We arrived in Eilat which is sort of a cross between Fort Lauderdale and Orlando. Nice beaches with reefs, which like reefs around the world, are very unhealthy. Here's Letti sporting mask and snorkel that Lenny bought us. Time to hit the reef.

Letti with mask

Lenny and Letti posing. Aqaba, Jordan is in the background. The one Lawrence of Arabia attacked.

L&L at beach

Pretty fancy hotel in Eilat. Unfortunately, we didn't discover the balcony with hot tub until 11:00PM.

Kathy in Hammock

Wednesday, May 4: Jordan
Cleared customs, ready to head into Jordan.

Kathy Ready to cross into Jordan

Kathy and Letti rode horses to the entrance. Leonid and Mike walked.

Kathy on Horseback

The intrepid crew heading toward Petra.

intrepid crew

The incredible canyon you must walk through to get to the city. All sandstone, with a manmade trench on either side carved into the wall to carry water into the city.

Canyon walk to Petra

Everybody loves the fish-shaped rocks. Dorky but kinda interesting.

Treasury with camels

The end of the canyon walk where it opens into the iconic treasury building, the most famous image of Petra.

end of the canyon walk

The treasury building at Petra. Everything, including the columns, carved out of the side of the mountain.

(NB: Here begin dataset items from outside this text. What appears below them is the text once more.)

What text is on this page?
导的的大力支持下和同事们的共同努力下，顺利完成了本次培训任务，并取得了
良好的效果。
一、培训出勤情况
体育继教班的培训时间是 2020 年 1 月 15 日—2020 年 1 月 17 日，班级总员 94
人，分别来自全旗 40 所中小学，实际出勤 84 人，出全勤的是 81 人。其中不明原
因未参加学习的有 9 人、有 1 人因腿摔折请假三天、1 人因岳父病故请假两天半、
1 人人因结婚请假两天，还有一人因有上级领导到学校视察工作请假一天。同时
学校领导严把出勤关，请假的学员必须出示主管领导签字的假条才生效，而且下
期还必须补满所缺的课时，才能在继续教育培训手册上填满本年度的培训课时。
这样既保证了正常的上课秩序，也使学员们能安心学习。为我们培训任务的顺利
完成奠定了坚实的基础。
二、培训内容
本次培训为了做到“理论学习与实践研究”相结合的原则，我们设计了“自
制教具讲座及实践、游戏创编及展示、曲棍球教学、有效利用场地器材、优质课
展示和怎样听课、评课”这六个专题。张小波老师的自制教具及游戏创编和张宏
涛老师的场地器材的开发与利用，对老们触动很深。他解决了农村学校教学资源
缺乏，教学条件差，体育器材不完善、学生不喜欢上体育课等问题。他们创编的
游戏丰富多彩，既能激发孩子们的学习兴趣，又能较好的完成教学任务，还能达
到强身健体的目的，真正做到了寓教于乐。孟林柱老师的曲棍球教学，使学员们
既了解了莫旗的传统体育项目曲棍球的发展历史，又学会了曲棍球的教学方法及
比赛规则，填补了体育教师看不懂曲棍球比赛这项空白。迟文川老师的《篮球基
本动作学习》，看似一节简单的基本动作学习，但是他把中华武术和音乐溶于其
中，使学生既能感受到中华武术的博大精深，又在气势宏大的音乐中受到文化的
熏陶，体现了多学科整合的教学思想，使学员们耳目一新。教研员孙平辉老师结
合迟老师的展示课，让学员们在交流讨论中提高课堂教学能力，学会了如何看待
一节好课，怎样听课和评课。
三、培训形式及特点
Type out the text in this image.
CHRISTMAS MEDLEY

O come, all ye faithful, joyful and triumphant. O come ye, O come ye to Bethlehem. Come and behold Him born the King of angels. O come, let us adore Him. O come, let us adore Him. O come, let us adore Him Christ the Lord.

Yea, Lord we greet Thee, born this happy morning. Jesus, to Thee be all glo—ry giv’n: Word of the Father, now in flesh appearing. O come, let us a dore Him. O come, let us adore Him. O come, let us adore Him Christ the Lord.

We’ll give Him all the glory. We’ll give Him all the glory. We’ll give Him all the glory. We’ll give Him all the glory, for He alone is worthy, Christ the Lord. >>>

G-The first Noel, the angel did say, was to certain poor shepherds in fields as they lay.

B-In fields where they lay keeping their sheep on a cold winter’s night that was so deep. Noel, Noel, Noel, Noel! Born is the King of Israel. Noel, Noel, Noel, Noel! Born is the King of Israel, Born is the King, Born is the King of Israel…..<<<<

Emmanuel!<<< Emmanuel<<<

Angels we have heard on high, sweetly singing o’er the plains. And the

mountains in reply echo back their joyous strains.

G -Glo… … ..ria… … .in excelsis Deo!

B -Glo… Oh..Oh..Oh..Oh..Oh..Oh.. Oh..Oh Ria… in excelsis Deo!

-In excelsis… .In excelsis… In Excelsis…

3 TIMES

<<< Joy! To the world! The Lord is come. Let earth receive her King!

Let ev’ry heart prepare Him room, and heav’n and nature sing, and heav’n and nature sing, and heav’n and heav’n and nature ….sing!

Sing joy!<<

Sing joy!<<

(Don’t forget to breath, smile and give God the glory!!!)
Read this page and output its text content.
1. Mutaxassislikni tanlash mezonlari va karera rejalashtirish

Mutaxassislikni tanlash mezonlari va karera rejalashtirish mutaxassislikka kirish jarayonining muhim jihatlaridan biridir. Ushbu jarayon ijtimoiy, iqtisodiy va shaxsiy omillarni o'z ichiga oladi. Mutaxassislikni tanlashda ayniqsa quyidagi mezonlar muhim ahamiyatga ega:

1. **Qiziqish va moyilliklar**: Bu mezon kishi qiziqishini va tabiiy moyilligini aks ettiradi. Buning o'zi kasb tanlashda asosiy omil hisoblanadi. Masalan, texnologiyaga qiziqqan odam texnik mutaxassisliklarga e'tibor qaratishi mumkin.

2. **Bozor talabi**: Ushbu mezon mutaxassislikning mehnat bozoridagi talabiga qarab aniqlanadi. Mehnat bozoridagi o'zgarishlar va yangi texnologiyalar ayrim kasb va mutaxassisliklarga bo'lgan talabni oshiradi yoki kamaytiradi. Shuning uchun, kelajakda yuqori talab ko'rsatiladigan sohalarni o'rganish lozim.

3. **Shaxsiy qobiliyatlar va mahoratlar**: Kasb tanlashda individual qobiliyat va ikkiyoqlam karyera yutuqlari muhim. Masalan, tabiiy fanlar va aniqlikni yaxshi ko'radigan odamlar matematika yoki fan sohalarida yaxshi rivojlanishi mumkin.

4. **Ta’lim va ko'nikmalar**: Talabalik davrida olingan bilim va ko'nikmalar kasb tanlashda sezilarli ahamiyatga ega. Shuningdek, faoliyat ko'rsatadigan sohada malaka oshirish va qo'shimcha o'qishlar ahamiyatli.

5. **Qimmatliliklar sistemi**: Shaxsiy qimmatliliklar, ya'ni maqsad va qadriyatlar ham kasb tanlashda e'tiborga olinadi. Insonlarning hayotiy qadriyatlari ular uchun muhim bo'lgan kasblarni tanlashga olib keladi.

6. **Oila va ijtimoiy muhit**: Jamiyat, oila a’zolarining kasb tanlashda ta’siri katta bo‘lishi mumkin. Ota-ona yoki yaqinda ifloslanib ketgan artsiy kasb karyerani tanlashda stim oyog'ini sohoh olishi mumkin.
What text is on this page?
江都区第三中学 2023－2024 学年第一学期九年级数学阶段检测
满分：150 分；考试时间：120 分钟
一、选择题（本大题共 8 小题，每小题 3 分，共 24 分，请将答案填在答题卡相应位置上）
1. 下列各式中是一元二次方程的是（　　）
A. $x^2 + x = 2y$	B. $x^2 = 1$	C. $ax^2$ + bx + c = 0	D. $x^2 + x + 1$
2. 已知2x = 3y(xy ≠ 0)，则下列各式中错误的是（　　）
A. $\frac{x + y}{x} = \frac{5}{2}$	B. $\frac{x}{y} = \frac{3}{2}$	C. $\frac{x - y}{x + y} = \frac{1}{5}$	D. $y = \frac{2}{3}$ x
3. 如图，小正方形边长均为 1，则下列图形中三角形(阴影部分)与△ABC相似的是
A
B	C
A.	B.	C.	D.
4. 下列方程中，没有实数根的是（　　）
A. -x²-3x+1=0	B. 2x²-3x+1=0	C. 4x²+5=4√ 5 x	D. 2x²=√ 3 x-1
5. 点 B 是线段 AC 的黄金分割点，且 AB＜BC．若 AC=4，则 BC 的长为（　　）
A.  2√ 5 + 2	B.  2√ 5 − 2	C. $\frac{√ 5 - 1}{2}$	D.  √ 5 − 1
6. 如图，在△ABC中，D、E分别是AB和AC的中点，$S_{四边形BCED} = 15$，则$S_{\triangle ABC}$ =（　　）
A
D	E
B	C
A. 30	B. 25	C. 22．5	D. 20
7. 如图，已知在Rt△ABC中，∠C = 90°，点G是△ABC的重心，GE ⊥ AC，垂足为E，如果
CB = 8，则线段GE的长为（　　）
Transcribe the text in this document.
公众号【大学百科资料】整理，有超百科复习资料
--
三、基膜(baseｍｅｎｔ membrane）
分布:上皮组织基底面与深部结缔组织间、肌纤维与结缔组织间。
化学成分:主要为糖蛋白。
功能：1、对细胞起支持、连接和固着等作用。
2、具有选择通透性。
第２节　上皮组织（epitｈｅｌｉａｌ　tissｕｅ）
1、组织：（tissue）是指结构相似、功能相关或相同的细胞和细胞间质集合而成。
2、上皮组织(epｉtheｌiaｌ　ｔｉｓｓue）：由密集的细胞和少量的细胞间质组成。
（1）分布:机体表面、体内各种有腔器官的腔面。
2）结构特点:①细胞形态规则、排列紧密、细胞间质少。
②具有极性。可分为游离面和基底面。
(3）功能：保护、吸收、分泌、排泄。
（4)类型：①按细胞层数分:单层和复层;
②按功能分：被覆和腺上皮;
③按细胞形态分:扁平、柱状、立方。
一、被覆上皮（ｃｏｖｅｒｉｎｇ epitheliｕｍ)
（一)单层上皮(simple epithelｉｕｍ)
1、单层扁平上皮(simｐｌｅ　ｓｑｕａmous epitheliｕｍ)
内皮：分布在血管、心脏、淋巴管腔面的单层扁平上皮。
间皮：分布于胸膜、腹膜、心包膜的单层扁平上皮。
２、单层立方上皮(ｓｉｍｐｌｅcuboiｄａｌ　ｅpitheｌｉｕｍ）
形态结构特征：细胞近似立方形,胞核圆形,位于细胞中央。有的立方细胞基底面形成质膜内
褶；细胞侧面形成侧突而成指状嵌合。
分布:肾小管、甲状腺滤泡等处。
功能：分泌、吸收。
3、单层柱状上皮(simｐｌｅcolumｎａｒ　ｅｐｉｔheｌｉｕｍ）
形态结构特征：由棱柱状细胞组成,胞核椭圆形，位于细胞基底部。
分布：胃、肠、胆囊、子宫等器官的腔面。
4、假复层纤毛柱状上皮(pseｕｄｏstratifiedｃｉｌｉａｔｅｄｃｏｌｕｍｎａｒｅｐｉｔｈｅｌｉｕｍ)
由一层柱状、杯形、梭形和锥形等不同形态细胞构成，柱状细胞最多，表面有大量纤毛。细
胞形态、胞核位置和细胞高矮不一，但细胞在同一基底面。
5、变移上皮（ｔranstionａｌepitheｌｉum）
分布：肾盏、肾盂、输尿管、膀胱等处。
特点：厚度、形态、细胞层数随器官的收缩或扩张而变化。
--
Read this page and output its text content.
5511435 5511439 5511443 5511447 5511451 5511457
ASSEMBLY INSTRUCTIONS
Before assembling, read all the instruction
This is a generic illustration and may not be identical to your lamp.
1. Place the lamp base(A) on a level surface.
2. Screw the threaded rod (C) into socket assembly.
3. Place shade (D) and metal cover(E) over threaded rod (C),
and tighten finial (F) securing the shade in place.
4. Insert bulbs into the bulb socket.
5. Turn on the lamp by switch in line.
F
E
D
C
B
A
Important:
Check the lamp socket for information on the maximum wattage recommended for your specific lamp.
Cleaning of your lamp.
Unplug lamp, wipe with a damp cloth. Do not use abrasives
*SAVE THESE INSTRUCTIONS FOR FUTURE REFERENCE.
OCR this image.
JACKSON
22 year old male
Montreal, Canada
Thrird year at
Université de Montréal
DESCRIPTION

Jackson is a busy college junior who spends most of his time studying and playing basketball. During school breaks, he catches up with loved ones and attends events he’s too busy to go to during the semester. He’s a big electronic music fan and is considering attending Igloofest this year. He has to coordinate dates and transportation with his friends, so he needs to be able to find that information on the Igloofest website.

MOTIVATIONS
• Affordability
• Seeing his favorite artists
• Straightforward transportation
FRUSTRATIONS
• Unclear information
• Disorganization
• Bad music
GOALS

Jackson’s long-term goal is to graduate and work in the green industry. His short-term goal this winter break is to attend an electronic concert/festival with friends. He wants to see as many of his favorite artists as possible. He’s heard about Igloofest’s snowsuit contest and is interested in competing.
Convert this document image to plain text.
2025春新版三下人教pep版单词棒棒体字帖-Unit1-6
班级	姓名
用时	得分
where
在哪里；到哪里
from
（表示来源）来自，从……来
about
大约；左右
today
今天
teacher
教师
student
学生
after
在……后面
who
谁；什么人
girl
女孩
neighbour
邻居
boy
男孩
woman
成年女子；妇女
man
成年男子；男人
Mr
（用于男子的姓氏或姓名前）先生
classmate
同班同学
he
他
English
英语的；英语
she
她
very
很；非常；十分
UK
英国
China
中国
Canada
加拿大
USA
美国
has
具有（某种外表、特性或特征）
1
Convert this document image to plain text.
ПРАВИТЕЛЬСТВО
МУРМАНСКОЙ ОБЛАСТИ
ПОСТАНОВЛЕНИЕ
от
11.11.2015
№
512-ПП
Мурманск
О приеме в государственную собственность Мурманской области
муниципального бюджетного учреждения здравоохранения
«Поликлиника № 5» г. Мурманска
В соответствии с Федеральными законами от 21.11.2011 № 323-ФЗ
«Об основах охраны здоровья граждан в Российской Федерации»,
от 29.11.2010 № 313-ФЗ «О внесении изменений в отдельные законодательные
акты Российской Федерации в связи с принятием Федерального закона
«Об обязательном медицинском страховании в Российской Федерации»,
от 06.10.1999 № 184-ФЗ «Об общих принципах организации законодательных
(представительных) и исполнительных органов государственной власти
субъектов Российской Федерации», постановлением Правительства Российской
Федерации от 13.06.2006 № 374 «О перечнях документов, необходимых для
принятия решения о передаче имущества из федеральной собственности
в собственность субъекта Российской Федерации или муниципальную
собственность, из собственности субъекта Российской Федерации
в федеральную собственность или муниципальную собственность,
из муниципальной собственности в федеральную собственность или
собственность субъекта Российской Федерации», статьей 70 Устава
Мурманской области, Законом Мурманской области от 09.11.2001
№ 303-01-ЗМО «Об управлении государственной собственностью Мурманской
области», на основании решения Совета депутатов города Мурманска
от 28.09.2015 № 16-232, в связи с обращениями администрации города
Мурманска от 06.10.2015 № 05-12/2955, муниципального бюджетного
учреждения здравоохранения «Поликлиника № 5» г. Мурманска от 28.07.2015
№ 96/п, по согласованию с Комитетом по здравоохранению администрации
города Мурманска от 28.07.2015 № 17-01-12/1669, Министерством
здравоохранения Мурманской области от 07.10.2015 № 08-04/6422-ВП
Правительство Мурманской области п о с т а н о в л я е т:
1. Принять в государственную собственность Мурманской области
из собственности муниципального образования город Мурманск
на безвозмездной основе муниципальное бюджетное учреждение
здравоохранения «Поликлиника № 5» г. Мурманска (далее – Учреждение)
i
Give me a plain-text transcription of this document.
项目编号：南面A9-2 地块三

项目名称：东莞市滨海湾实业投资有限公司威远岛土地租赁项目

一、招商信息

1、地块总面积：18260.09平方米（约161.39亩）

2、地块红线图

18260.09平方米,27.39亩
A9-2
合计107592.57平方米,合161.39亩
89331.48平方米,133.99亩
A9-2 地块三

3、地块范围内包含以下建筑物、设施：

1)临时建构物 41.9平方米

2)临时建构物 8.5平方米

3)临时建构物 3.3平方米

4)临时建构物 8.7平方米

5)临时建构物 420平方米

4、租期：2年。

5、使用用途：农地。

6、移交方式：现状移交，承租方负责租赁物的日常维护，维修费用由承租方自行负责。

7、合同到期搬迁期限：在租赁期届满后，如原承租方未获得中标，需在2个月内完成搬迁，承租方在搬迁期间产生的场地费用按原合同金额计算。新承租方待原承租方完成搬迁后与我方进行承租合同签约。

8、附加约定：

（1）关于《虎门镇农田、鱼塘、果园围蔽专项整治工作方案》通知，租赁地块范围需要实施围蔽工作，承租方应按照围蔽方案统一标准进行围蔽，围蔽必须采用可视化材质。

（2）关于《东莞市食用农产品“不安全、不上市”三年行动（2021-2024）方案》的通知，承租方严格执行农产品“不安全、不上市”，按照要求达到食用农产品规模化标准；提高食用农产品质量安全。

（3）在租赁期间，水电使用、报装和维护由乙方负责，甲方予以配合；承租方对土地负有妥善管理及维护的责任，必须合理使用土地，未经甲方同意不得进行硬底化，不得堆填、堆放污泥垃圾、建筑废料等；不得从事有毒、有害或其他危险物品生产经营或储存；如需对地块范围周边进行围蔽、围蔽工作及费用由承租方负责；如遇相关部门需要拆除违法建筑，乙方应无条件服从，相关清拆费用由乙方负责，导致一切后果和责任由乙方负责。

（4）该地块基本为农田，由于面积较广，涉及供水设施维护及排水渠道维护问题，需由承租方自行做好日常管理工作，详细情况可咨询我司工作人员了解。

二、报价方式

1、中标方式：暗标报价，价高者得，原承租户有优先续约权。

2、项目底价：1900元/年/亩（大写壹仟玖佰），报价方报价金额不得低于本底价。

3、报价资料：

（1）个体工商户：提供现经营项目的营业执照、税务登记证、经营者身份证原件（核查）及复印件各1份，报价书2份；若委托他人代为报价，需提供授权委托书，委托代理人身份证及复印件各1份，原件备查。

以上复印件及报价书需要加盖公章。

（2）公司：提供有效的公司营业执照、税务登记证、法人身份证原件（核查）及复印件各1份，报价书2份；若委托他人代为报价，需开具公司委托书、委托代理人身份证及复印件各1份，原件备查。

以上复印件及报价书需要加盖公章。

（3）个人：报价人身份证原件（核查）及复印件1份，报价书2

Lot of camels to ride at Petra.

Treasury with camels

Lots of ways to get around in Petra.


The whole gang up high overlooking the amphitheatre


An impressive collections of buildings carved into the mountain. Highly exposed and severely weathered away, but still cool.

Office Buildings

Our guide took us to a protected area where the sandstone is not exposed to the elements. This is what Petra looked like when it was carved. You can get this appearance about a centimeter under the surface of the rock. It's hard to imagine how beautiful the place must have been.

Original sandstone

After the tour of Petra, our guide invited us to his home where we were served a nice lunch. We ate on the floor, as is the custom. Not very comfortable, but nice.

Petra Lunch

Kathy with Nahoud's father, Mohammed.


Following our tour, we went to our Bedouin encampment for some true glamping. The tents were pretty luxurious and in a beautiful setting.


Thursday, May 5:
Next morning, bright and early, off for our camel ride in the desert.

All 4 on camels

Kathy with our guide.

Kathy and Camel Guide

Kathy on her mount

Kathy's Camel

Kathy amused. Our tents are in the background.

Kathy on camel laughing

Old Ottoman train.

Old Ottoman train

Lunch in Aqaba before heading back to Ailat.

Lunch in Aqaba

Friday, May 6:

Time to head back to Tel Aviv. We're traveling through a pretty brutal desert. We stopped in a kibbutz type place that specialized in raising goats and making goat cheese. We bought lunch there and some cheese. The goat Gouda was the best.

Buying Goat Cheese

Having our lunch.

Lunch at the Goat Farm

Can't resist a good sign post.


Kathy feeding the goats.

Feeding the goats

A fitting end to our trip. Sunset over the Mediterranean from the balcony of Misha the Rabbi's beautiful apartment in Tel Aviv. He and his family graciously fed us an incredible dinner, then allowed us to stay the night, at least until 3AM when we had to get up to go to the airport.